Tomorrow will bring daylight, and then I can move on. Forward motion. Just keep the teeth and bullets away for another day. And then one foot in front of the other, slow and steady. There has to be someone, some place where killing isn’t the only way to survive. People will be working together to exist and remain beyond this disaster.
There are still humans out there. There must be. And I will find them.
Exhaustion overwhelmed Rickett, and he slept. He dreamed of teeth, death, and anguish. He dreamed of rot, chaos, and ruin. Had anyone been around the building, he or she would have heard the hoarse screams evoked by his nightmares.
But the town, for now, lay dead in the night.
A revving engine and honking horn woke him.
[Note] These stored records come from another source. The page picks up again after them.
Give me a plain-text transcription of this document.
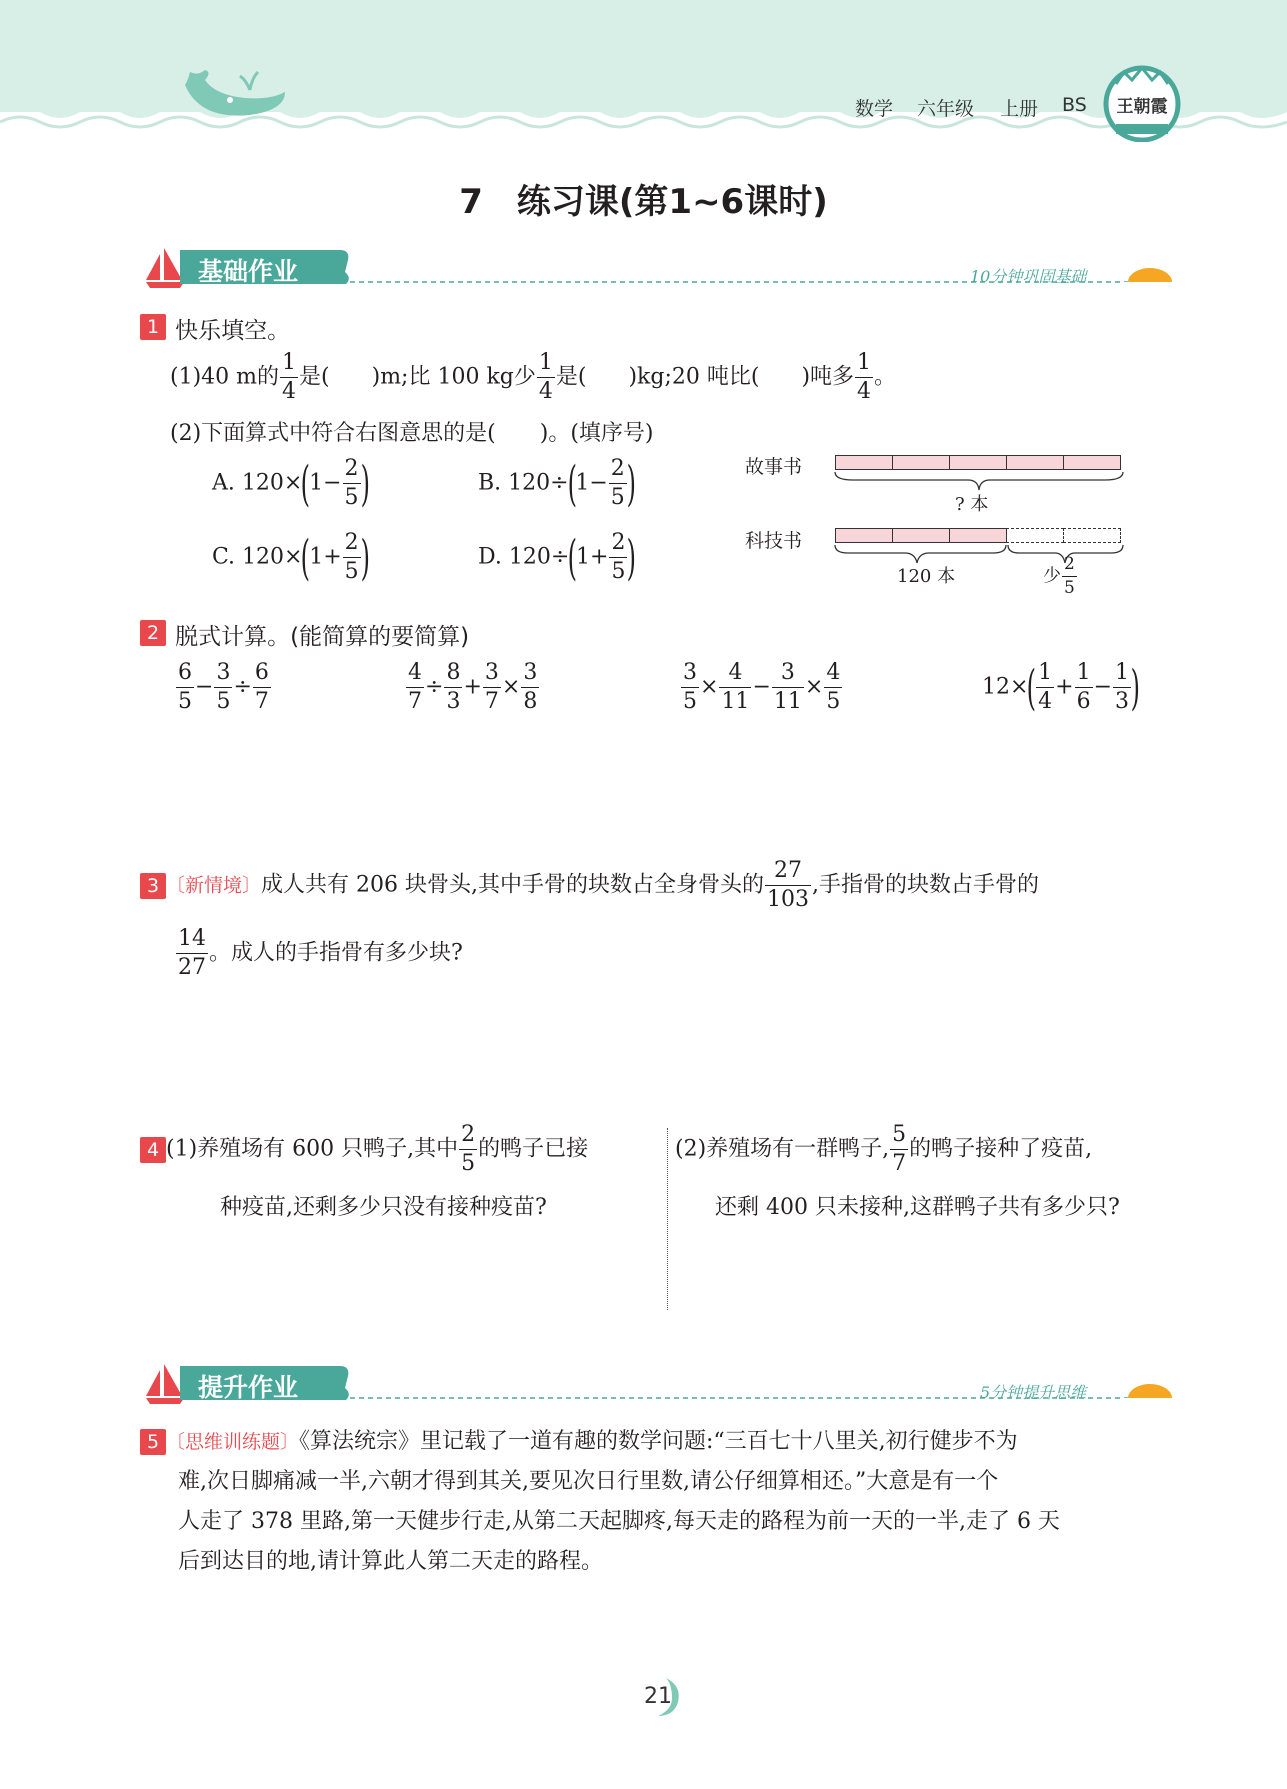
数学 六年级 上册 BS	王朝霞
7　练习课(第1~6课时)
基础作业	10分钟巩固基础
1 快乐填空。
(1)40 m的 $\frac{1}{4}$ 是( )m;比 100 kg少 $\frac{1}{4}$ 是( )kg;20 吨比( )吨多 $\frac{1}{4}$ 。
(2)下面算式中符合右图意思的是(　　)。(填序号)
A. $120\times(1- \frac{2}{5}$ )	B. $120\div(1- \frac{2}{5}$ )
C. $120\times(1+ \frac{2}{5}$ )	D. $120\div(1+ \frac{2}{5}$ )
故事书
? 本
科技书
120 本	少 $\frac{2}{5}$
2 脱式计算。(能简算的要简算)
$\frac{6}{5} - \frac{3}{5} \div \frac{6}{7}$	$\frac{4}{7} \div \frac{8}{3} + \frac{3}{7} \times \frac{3}{8}$	$\frac{3}{5} \times \frac{4}{11} - \frac{3}{11} \times \frac{4}{5}$	$12\times( \frac{1}{4} + \frac{1}{6} - \frac{1}{3}$ )
3 〔新情境〕成人共有 206 块骨头,其中手骨的块数占全身骨头的 $\frac{27}{103}$ ,手指骨的块数占手骨的
$\frac{14}{27}$ 。成人的手指骨有多少块?
4 (1)养殖场有 600 只鸭子,其中 $\frac{2}{5}$ 的鸭子已接
种疫苗,还剩多少只没有接种疫苗?
(2)养殖场有一群鸭子, $\frac{5}{7}$ 的鸭子接种了疫苗,
还剩 400 只未接种,这群鸭子共有多少只?
提升作业	5分钟提升思维
5 〔思维训练题〕《算法统宗》里记载了一道有趣的数学问题:“三百七十八里关,初行健步不为
难,次日脚痛减一半,六朝才得到其关,要见次日行里数,请公仔细算相还。”大意是有一个
人走了 378 里路,第一天健步行走,从第二天起脚疼,每天走的路程为前一天的一半,走了 6 天
后到达目的地,请计算此人第二天走的路程。
21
His hands immediately went to the weapons before he even opened his eyes. Sunlight shown through the narrow windows above the file cabinets and he could truly see his surroundings for the first time.
Men yelled back and forth with purpose instead of anger. This was no heated argument or confrontation; this was, as far as Rickett could tell, men covering distance and communicating their findings. He moved the office’s desk toward the cabinets and climbed on top to look through the narrow window.
The men weren’t military. They had resources: trucks, gas, and weapons. But they lacked clear procedures, leadership, and tactics. They yelled to each other as they loaded bags into the bed of a black pickup truck. These were common men, civilians armed and working towards a common goal. A white cargo van drove into the scene playing out in the four lane road in front of the bowling alley. It slowed and came to a stop, the driver communicating something to a man standing in the road in blue jeans and a long sleeve shirt. The van drove off shortly after. The blue jeaned man then climbed into the black truck’s cab, yelled something, and pointed in the direction of the school. Another engine roared to life. Doors slammed. The men drove off. Rickett listened to the engines fade.
Yes, others are out there, he thought. And they’ll be back. The only things in that direction are fire and death.